Professional Standards - Framing the Work with Homeless People:The Center for Urban Community Services

 

Tony Hannigan, LMSW, Executive Director, Center for Urban Community Services (CUCS)

Homelessness is a confluence of systemic failures: an insufficient supply of affordable housing, for instance, and personal instability, defined as unemployment, addictions to substances and alcohol, mental illness or other health problems. One characteristic that unites all homeless people, however, is poverty. Effectively working with people who are homeless, formerly homeless or at-risk of falling into this extreme state of poverty and vulnerability requires skilled interventions and advocacy on multiple levels.

  

Columbia University Origins

The Center for Urban Community Services (CUCS) has remained inextricably linked to social work since our establishment in 1979 as a program of the Columbia University School of Social Work (CUSSW). Although now incorporated as an independent non-profit, we have remained a “social work” organization; our focus is exclusively on people who have no-incomes or low-incomes, and social workers are the helping professionals specifically oriented and trained to be advocates and practitioners in this area.     

Today, CUCS is one of the nation’s largest providers of mental health and social services in permanent supportive housing. We currently offer assistance to more than 1,600 individuals and families in NYC, most of whom are formerly homeless. CUCS conducts street outreach, operates a drop-in center and two transitional residences for homeless, psychiatrically disabled men and women. We have an extensive citywide, multi-county apartment locater program for homeless people, including unplaced victims of fire and building condemnations. We also operate the Career Network, a citywide job placement and training program for individuals who have multiple barriers to employment.

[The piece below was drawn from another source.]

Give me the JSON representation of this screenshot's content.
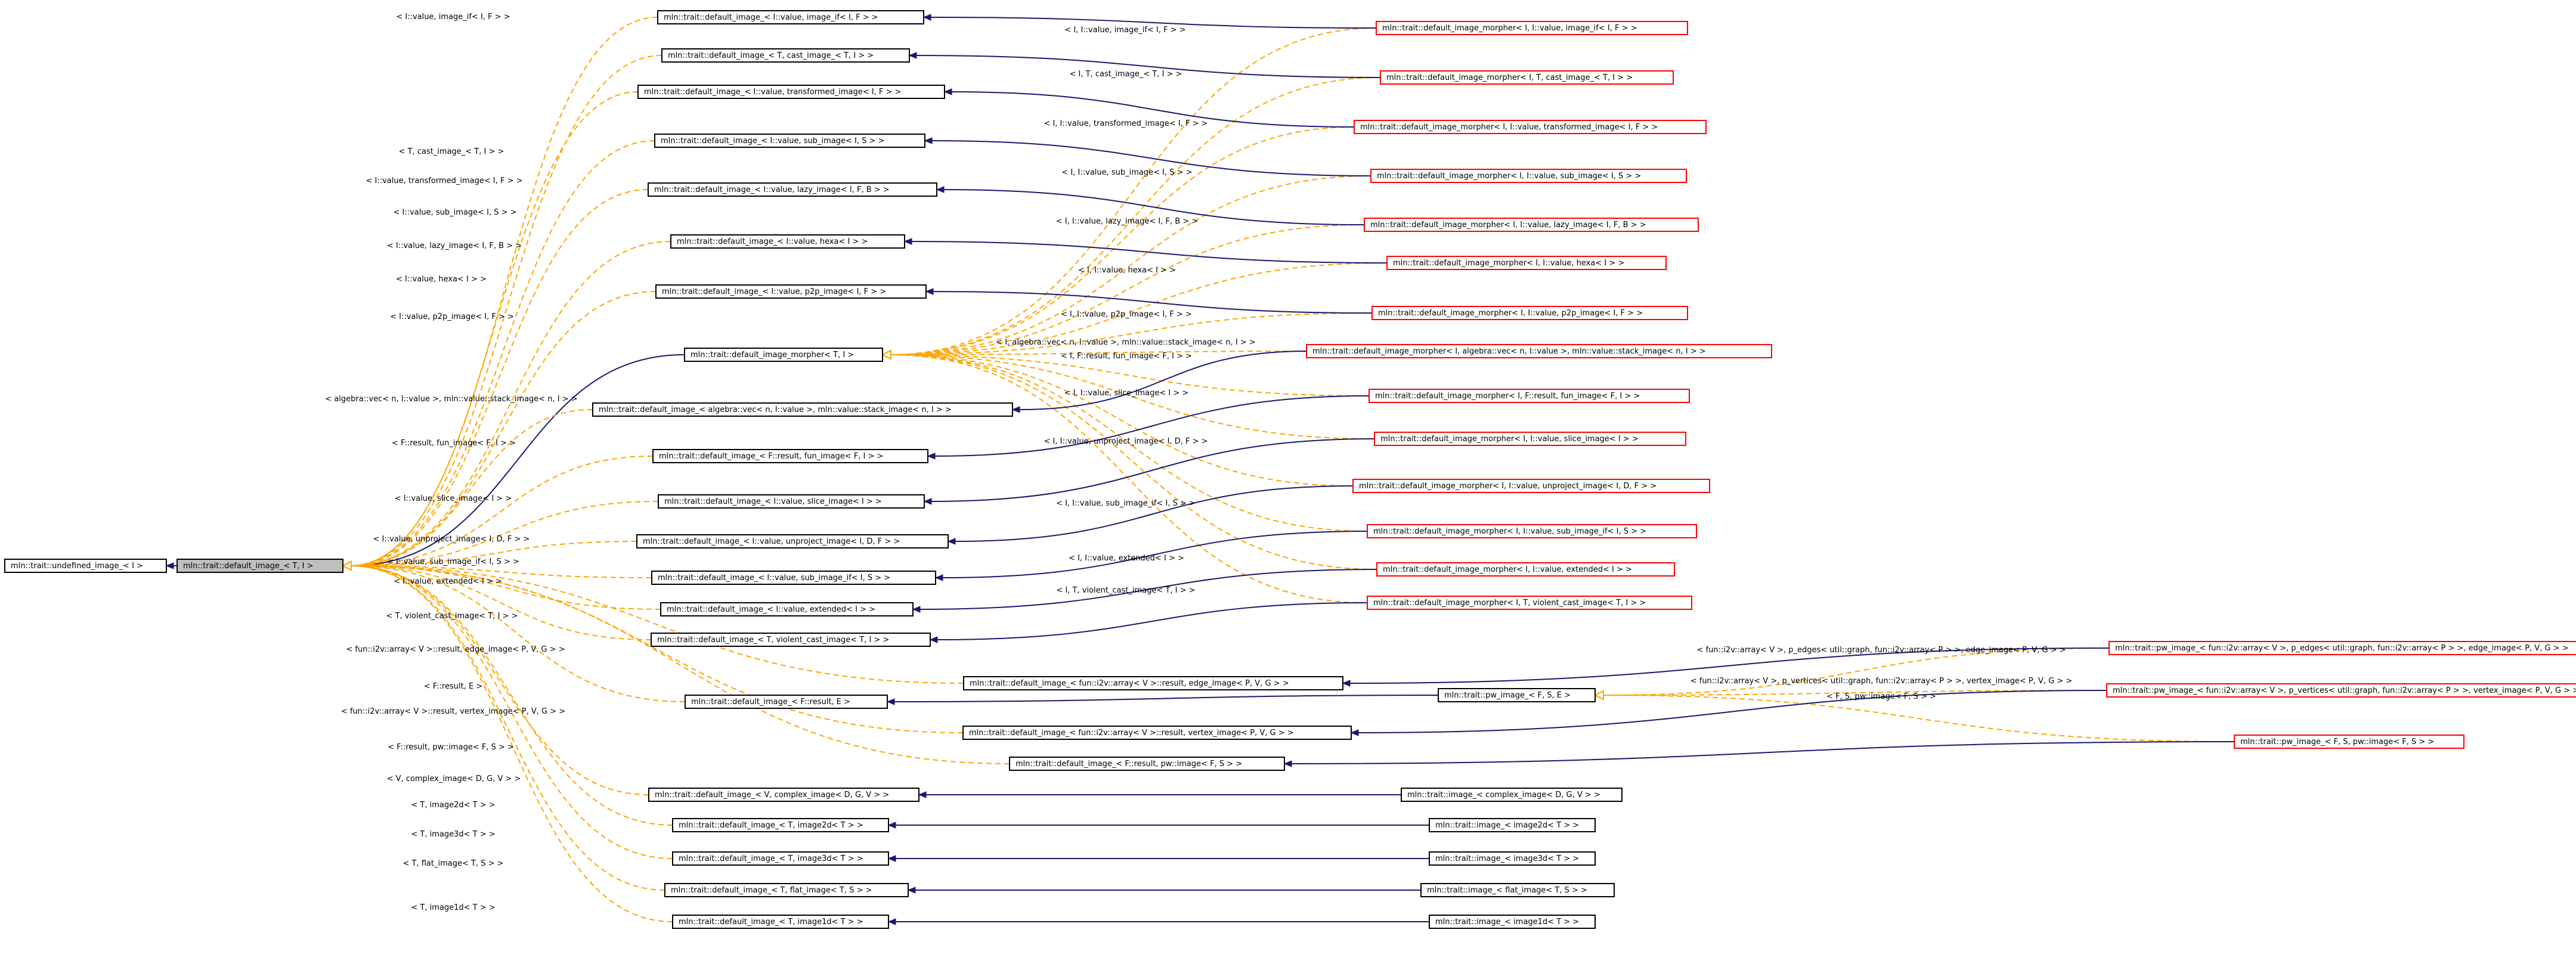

Reflecting our genesis at Columbia University, CUCS is a highly regarded provider of training and technical assistance to other housing and human service organizations. We work nationally with mental health and HIV/AIDS agencies, grassroot groups, and local governments to help shape their systems of response to homeless and indigent populations.  

      

The Number of Social Workers

CUCS has 300 staff, and the number of social workers we employ tells an important story: 87% of executive staff are Masters in Social Work; all staff with oversight responsibility for programs are social workers as well as 25% of all direct care and training staff. Each year we also sponsor a field-training unit for graduate and undergraduate social work students, some of whom stay or return to CUCS after they graduate. We believe no profession other than social work is as poised, dedicated, and routinely available to seek out and work on the issues that affect poor people.

We are not able to correct every problem we encounter, as medical professionals are unable to cure all maladies and diseases. But the ethics and practice of the social work profession help ensure a standard of quality throughout CUCS’s many and varied program sites. Our professional standards for starting with the client’s presenting problem, providing staff supervision, working from a systems perspective, and engaging in advocacy are among the core social work protocols that have shaped our operational framework.

Shelter System also Benefits from Best Practices

During the past two years, CUCS has been deeply engaged in the “science to service” movement, and we have successfully implemented several evidence-based practices for persons with mental illness, which include Wellness Self Management and Family Psycho-Education. CUCS was awarded a 2005 Exemplary Program Award from the Substance Abuse and Mental Health Services Administration (SAMHSA), a division of the U.S. Department of Health and Human Services, for our work in bringing these interventions into the NYC municipal shelter system. In our view, best practice interventions often do not get to people in lower socio-economic groups, particularly the homeless.

CUCS is working on various levels to solve homelessness, but we remain mindful that our most important commitments are to those we serve. A shelter resident who has a diagnosis of “Major Depressive Disorder” and had been homeless for over a year recently completed several months of training in our Wellness Self Management program before moving into a permanent supportive housing program of her choice. Though not without difficult challenges and crossroads, throughout her stay with CUCS she expressed satisfaction regarding the personal clarity she obtained in the program, saying, “the staff is genuinely interested in what I want to accomplish. They help me work on my goals and interests.” That, of course, is social work.